La plus grande valeur est obtenue pour r=d=1. Pour cette densité relativement élevée, on remarque que la fonction de distribution tend vers sa valeur limite (égale à 1) avec des oscillations. Le maximum de g pour r=d correspond, pour une sphère donnée, à la couche des sphères en contact avec elle. Le maximum vers r=2.2d correspond à la seconde couche, etc. On voit ainsi qu'il y a un ordre local jusqu'à r=4d environ. Au delà de cette distance, il n'y a plus aucune corrélation des positions et la fonction de distribution radiale est égale à 1.

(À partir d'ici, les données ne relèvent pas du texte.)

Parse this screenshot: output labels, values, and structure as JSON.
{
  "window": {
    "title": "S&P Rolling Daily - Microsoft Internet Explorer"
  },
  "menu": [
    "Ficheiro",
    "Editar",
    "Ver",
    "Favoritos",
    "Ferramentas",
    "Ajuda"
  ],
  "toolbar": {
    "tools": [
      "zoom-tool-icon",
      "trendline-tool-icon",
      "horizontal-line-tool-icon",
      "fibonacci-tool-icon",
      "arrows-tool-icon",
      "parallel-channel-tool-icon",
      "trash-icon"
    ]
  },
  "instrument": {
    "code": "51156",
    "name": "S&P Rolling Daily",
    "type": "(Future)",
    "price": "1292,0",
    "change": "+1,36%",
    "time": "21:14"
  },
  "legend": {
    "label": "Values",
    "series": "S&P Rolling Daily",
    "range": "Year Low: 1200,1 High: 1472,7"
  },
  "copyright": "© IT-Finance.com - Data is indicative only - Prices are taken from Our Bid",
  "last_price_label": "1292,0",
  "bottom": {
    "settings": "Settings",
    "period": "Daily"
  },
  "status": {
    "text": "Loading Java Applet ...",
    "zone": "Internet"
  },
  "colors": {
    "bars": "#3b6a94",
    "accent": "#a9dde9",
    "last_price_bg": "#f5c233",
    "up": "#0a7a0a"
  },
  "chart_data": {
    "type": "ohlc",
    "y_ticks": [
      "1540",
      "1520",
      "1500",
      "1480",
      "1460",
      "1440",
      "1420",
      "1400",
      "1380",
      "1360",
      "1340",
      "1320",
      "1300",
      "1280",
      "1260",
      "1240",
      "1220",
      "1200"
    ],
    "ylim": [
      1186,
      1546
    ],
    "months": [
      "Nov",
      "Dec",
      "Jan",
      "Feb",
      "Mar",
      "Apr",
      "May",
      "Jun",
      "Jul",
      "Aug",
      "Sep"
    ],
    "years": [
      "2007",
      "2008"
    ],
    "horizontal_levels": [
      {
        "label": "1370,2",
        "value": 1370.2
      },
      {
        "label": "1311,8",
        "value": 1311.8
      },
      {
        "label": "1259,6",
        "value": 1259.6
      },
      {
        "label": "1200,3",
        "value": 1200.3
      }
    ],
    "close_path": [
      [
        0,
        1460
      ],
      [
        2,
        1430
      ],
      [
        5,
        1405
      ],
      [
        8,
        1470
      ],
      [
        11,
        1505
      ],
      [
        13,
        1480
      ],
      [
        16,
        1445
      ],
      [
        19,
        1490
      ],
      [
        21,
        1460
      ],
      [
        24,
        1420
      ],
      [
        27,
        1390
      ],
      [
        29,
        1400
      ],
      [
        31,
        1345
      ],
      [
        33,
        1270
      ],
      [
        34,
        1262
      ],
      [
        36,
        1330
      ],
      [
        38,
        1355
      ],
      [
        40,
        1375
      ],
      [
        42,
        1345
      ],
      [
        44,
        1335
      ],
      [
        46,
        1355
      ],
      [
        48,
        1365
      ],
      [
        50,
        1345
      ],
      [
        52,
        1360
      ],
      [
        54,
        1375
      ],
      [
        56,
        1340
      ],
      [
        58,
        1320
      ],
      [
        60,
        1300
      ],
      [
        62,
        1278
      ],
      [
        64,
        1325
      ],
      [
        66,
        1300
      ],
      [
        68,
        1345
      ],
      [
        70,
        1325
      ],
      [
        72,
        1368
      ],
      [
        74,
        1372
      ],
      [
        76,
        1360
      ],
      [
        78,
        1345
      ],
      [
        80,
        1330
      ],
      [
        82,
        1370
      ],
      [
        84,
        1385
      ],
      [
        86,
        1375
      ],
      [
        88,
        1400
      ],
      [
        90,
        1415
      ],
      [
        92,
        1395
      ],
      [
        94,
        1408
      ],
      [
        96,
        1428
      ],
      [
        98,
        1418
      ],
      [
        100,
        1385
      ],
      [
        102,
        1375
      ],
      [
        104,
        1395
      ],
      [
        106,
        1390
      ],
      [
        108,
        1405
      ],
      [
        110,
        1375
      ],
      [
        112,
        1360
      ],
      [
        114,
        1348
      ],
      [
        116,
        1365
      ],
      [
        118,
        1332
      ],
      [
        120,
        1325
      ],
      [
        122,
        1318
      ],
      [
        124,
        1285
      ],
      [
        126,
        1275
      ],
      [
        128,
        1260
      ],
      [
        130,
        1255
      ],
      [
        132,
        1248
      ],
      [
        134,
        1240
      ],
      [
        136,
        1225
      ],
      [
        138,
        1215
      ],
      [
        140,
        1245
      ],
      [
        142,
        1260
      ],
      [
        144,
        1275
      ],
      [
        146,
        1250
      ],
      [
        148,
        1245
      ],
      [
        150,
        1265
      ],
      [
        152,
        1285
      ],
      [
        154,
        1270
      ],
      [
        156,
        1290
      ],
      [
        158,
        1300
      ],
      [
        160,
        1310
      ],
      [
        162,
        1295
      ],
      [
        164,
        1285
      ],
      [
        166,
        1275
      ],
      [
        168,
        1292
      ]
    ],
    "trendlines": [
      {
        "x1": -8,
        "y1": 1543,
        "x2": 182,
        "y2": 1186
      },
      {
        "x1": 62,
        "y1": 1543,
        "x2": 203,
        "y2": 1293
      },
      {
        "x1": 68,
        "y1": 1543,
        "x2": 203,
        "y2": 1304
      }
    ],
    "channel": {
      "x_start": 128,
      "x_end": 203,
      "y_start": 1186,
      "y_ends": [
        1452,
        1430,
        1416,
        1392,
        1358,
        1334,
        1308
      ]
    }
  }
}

Faisons le même calcul pour une densité plus faible.

densite = 0.2
systeme = Systeme(N,densite)
systeme.initialiser()
systeme.boucle_metropolis(100000)
figure(figsize=(8,6))
(r,g) = systeme.calculer_distribution_radiale(4,50,10000,100)
plot(r,g,'o')
xlabel('r')
ylabel('g')
title('densite = %f'%densite)
axis([0,4,0,g.max()])
              
figB.svgFigure pleine page

Pour cette densité, la décroissance de la fonction de de distribution est monotone. La limite est atteinte à r=2.

Ces calculs durent quelques minutes. Pour comparaison, les calculs effectués par Metropolis et al. en 1953 ([1]) duraient de 4 à 5 heures et se limitaient à une zone proche de r=d (dans le but d'obtenir g(d)).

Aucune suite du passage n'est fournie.